Here's how it's going to work in Illinois:
Newly elected governor J.B. Pritzker signed the bill into law on Tuesday. Cannabis purchases from licensed and established dispensaries won't start until January 1st, 2020. That means possession of marijuana is still a crime until that date.
Illinois residents can only possess 30 grams of the drug at a time. Non-residents can only have up to 15 grams. You also have to be 21 years old to purchase.
Mohammad Abdallah's family owns a liquor store in Danville Illinois. He's concerned about people who are currently behind bars for possession.
"People are doing life right now for marijuana and non-violent crimes," he said. "I hope they resolve that and get out of jail."
Legalizing means that nearly 800,000 people with criminal records for purchasing or possessing 30 grams of marijuana or less will have their records wiped clean of that crime. Abdallah also hopes the tax revenue is put to good use.
"Hopefully they invest those taxes into our public schools and our roads," he said.

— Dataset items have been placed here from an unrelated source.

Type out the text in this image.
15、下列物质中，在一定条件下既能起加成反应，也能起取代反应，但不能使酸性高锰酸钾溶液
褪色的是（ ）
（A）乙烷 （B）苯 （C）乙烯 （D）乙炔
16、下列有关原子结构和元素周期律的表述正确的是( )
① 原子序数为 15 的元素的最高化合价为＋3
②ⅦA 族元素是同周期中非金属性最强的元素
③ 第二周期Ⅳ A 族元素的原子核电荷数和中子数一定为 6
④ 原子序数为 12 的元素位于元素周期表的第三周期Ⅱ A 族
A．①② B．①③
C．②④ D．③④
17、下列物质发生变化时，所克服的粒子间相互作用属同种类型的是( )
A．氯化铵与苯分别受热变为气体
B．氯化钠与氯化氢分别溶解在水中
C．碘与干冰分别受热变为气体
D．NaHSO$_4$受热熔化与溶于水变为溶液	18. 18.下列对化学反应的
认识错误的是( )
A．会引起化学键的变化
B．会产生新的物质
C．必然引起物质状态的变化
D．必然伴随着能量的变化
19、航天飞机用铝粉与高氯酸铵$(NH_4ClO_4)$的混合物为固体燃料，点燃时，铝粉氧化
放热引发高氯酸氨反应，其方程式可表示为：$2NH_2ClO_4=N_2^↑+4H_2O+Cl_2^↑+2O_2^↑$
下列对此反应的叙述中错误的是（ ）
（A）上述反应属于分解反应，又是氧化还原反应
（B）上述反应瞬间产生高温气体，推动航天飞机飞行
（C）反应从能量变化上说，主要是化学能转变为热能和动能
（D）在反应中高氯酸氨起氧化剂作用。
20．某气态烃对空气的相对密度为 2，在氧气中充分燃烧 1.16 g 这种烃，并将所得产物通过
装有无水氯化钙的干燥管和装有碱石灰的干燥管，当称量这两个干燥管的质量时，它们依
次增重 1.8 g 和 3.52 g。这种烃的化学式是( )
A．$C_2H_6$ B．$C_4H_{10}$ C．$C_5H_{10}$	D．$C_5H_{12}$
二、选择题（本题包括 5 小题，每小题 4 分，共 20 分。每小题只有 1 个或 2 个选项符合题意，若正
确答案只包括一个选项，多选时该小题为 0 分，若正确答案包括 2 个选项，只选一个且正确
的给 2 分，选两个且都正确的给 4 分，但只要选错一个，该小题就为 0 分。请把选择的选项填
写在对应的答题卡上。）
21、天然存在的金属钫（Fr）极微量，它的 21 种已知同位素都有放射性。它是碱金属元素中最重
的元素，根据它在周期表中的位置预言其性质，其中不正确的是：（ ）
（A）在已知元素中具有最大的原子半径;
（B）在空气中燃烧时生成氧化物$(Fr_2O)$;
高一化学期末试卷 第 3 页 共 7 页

Roads play an important role in this legalizing marijuana situation. Indiana police agencies have been dealing with marijuana crossing into the Hoosier state since Michigan legalized the drug in November of 2018.
"When you come into Indiana, you have to follow the rules of the road and the laws of Indiana," he said" "That's what we enforce. If you think you can come over from Michigan or Illinois because it's legal there, does not make it legal here."

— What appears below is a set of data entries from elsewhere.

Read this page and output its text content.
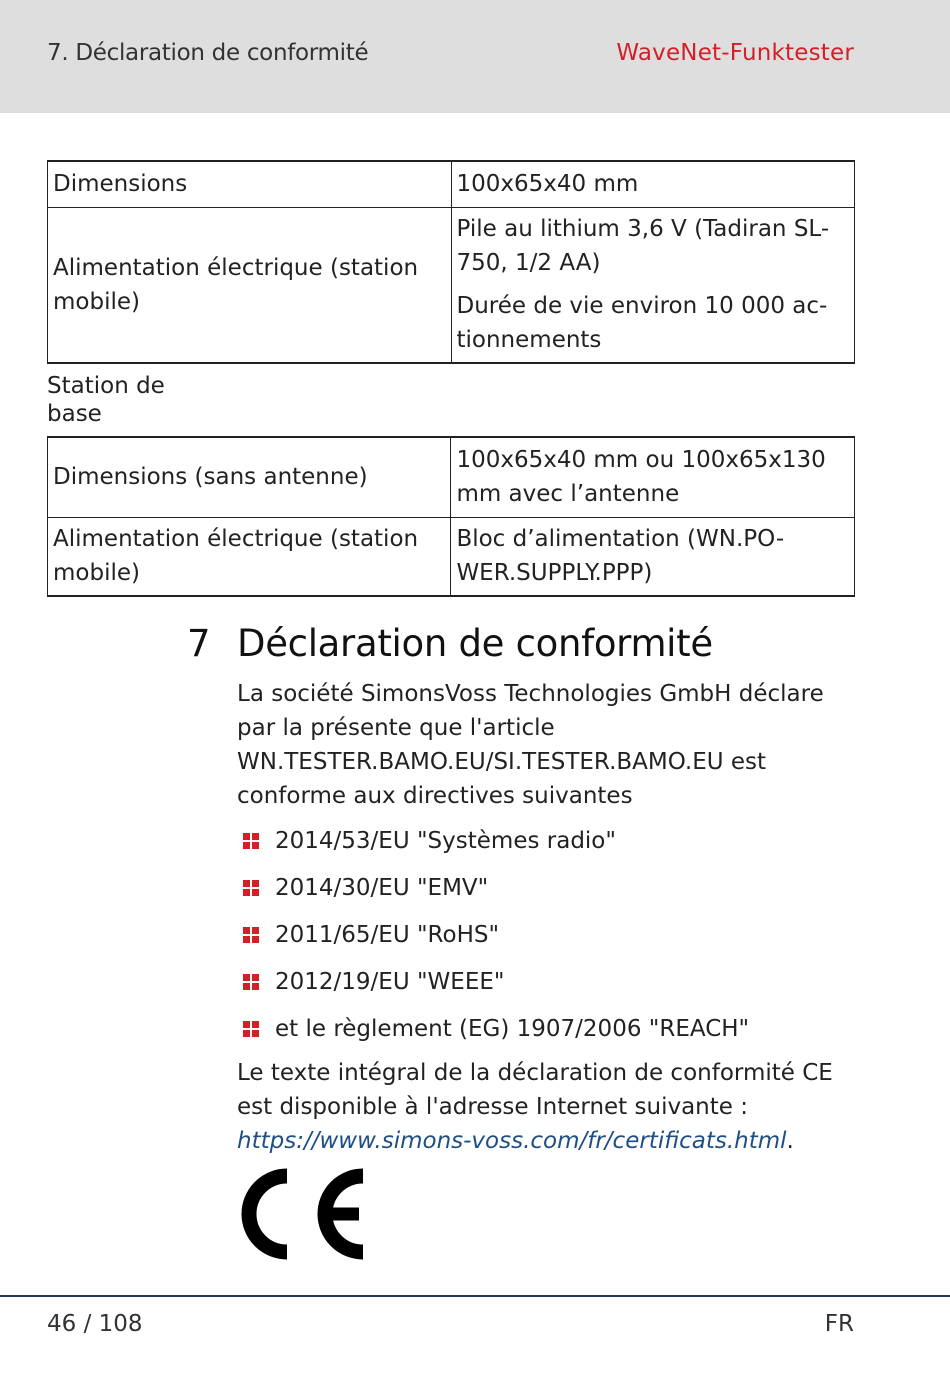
7. Déclaration de conformité	WaveNet-Funktester
Dimensions	100x65x40 mm
Alimentation électrique (station mobile)	Pile au lithium 3,6 V (Tadiran SL-750, 1/2 AA)
Durée de vie environ 10 000 ac-tionnements
Station de base
Dimensions (sans antenne)	100x65x40 mm ou 100x65x130 mm avec l’antenne
Alimentation électrique (station mobile)	Bloc d’alimentation (WN.PO-WER.SUPPLY.PPP)
7 Déclaration de conformité
La société SimonsVoss Technologies GmbH déclare par la présente que l'article WN.TESTER.BAMO.EU/SI.TESTER.BAMO.EU est conforme aux directives suivantes
2014/53/EU "Systèmes radio"
2014/30/EU "EMV"
2011/65/EU "RoHS"
2012/19/EU "WEEE"
et le règlement (EG) 1907/2006 "REACH"
Le texte intégral de la déclaration de conformité CE est disponible à l'adresse Internet suivante : https://www.simons-voss.com/fr/certificats.html.
46 / 108	FR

He also added driving while under the influence of marijuana is still illegal in all three states, regardless of the drug's legal status. This change isn't a major concern for ISP, but they will continue to do their jobs.
I-74 runs from Illinois through the northern part of Vermillion County, into Fountain County. It's also the most direct route for people to travel between Indianapolis and prominent Illinois cities, such as Champaign and Peoria.
News 18 talked with Fountain County Sheriff Terry Holt over the phone. We asked if the sheriff's office had any plans in place for how to manage marijuana passing through the county. He said they are working on their plan, and they hope to have something more concrete in about a month.
News 18 also reached out to the sheriffs in Newton, Benton and Warren Counties with no immediate response.
This change isn't a major concern for ISP, but Sgt. Riley said they will continue to do their jobs.
"As long as we are enforcing our laws and rules of the state of Indiana and the Constitution of the United States, we're going to continue to do what we've always done," he said.